In this problem, the net force on the cylinder is the tension $$T$$ in the rope, which is equal to the force applied to the rope:

$$F=T=52.5~\mathrm{N}$$

The force causes the cylinder to accelerate with an angular acceleration $$\alpha$$, which is related to its linear acceleration $$a$$ and the radius of the cylinder $$R$$ by the equation:

$$\alpha=\frac{a}{R}$$

The linear acceleration $$a$$ of the cylinder can be found using the formula $$F=ma$$:

$$ma=F=52.5~\mathrm{N}$$

where $$m=5~\mathrm{kg}$$ is the mass of the cylinder. Solving for $$a$$, we get:

$$a=\frac{F}{m}=\frac{52.5~\mathrm{N}}{5~\mathrm{kg}}=10.5~\mathrm{m/s^2}$$

Substituting this value of $$a$$ into the equation for $$\alpha$$, we get:

$$\alpha=\frac{a}{R}=\frac{10.5~\mathrm{m/s^2}}{0.7~\mathrm{m}}=\boxed{15~\mathrm{rad/s^2}}$$

Therefore, the angular acceleration of the cylinder is $$15~\mathrm{rad/s^2}$$.

Alternate Method:

Let's first draw a free body diagram of the cylinder. The force $$F$$ applied to the rope creates a tension in the rope, which in turn exerts a force on the cylinder in the opposite direction. This force is given by:

$$T=F$$

where $$T$$ is the tension in the rope. The cylinder also experiences a torque due to the tension in the rope, which causes it to rotate. The torque is given by:

$$\tau=TR$$

where $$R$$ is the radius of the cylinder.
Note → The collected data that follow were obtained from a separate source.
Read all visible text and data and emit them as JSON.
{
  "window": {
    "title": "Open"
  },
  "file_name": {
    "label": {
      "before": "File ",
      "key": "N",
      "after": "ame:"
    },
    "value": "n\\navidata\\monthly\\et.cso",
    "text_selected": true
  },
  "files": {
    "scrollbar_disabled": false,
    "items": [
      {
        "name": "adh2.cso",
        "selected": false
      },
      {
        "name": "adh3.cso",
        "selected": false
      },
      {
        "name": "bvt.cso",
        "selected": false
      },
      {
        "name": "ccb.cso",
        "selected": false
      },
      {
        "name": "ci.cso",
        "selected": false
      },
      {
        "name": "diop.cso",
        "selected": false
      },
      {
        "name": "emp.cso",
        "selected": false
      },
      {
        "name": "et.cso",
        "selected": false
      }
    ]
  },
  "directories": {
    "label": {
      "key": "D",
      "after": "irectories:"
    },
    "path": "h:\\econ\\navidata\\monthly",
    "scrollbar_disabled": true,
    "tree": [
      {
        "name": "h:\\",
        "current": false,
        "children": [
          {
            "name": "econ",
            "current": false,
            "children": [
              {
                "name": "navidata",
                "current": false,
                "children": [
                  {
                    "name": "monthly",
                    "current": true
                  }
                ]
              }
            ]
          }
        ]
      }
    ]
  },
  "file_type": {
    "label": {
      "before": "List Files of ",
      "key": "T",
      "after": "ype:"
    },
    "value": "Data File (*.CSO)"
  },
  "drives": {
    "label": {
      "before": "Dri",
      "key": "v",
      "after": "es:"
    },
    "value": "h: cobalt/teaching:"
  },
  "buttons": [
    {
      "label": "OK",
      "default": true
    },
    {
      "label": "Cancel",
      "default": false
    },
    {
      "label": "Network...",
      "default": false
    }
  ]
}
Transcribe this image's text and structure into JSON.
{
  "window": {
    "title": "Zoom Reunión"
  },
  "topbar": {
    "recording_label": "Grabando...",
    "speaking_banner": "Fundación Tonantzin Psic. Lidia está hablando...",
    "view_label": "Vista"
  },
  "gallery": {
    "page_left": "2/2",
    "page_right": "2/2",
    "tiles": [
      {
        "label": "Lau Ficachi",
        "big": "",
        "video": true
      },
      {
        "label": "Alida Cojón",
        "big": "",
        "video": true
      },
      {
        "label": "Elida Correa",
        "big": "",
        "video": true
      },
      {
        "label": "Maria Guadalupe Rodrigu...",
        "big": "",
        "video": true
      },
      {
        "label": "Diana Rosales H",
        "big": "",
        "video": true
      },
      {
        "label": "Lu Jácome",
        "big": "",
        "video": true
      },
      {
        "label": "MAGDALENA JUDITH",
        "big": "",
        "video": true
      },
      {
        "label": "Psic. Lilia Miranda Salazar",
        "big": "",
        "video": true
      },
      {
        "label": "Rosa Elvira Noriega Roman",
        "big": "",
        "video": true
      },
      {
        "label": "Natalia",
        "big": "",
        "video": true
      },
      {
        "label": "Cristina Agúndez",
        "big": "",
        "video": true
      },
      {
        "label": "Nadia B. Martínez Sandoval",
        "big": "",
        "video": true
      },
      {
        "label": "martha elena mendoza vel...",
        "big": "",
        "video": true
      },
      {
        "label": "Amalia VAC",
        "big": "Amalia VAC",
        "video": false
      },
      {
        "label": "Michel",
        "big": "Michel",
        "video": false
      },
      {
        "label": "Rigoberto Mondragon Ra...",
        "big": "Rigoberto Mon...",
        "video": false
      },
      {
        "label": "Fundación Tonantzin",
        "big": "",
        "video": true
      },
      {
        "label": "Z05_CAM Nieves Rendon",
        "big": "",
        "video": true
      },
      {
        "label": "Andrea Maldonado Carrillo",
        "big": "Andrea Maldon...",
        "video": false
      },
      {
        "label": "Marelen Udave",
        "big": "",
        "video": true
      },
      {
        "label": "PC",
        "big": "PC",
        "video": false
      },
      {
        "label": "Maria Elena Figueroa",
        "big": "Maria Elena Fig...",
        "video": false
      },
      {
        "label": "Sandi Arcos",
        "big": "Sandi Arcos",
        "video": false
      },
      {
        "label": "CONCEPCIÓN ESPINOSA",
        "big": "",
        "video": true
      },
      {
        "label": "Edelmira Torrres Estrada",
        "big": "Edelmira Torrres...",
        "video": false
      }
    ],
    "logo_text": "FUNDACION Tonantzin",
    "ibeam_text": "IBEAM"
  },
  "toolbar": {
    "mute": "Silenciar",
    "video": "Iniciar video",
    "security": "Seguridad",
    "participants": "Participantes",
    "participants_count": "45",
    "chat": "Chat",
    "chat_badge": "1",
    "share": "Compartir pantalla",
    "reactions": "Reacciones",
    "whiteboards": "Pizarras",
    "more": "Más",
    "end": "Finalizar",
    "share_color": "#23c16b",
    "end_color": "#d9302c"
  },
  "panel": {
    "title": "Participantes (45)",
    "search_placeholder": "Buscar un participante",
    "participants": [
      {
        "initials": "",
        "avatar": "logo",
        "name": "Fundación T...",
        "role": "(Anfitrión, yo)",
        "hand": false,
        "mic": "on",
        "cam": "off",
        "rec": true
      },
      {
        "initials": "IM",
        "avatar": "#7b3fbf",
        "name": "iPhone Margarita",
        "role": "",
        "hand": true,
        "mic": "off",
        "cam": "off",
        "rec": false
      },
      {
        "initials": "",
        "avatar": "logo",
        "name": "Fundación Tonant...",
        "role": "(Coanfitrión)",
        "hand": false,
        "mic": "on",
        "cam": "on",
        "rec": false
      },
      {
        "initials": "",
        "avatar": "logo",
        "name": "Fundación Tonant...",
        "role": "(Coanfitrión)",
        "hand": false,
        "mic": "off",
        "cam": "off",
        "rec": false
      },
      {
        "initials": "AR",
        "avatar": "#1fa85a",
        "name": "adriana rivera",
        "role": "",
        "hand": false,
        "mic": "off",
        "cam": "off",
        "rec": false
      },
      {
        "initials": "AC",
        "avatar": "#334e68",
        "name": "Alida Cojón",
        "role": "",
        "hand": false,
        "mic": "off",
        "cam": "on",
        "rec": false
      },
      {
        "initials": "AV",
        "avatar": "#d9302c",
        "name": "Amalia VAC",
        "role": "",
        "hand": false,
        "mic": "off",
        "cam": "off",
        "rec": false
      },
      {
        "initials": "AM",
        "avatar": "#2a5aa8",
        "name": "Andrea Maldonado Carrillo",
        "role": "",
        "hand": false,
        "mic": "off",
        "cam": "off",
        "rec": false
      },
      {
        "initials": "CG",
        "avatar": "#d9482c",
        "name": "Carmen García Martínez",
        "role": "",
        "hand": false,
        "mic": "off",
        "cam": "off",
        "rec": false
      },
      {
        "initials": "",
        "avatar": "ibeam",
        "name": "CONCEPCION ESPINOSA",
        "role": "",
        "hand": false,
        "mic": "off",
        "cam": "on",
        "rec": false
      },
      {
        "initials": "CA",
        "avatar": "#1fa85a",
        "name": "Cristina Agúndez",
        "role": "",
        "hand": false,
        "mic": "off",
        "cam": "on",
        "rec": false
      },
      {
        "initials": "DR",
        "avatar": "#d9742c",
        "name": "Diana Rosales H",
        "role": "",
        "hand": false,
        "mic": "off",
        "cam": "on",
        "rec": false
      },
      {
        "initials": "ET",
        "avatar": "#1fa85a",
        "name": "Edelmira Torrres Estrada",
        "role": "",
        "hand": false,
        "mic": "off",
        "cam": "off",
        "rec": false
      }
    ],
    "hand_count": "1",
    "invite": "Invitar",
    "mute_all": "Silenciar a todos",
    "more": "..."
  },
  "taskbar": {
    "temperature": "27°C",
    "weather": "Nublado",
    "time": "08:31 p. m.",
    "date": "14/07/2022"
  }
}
The net torque on the cylinder is equal to the product of the moment of inertia $$I$$ of the cylinder and its angular acceleration $$\alpha$$:

$$\tau=I\alpha$$

The moment of inertia of a hollow cylinder about its geometrical axis which is parallel to its length is given by:

$$I=MR^2$$

where $$M$$ is the mass of the cylinder.

Substituting the given values, we get:

$$\tau=TR=I\alpha=MR^2\alpha$$

Solving for $$\alpha$$, we get:

$$\alpha=\frac{T}{MR}=\frac{F}{MR}=\frac{52.5~\mathrm{N}}{5~\mathrm{kg}\cdot0.7~\mathrm{m}}=\boxed{15~\mathrm{rad/s^2}}$$

Therefore, the angular acceleration of the cylinder is $$15~\mathrm{rad/s^2}$$.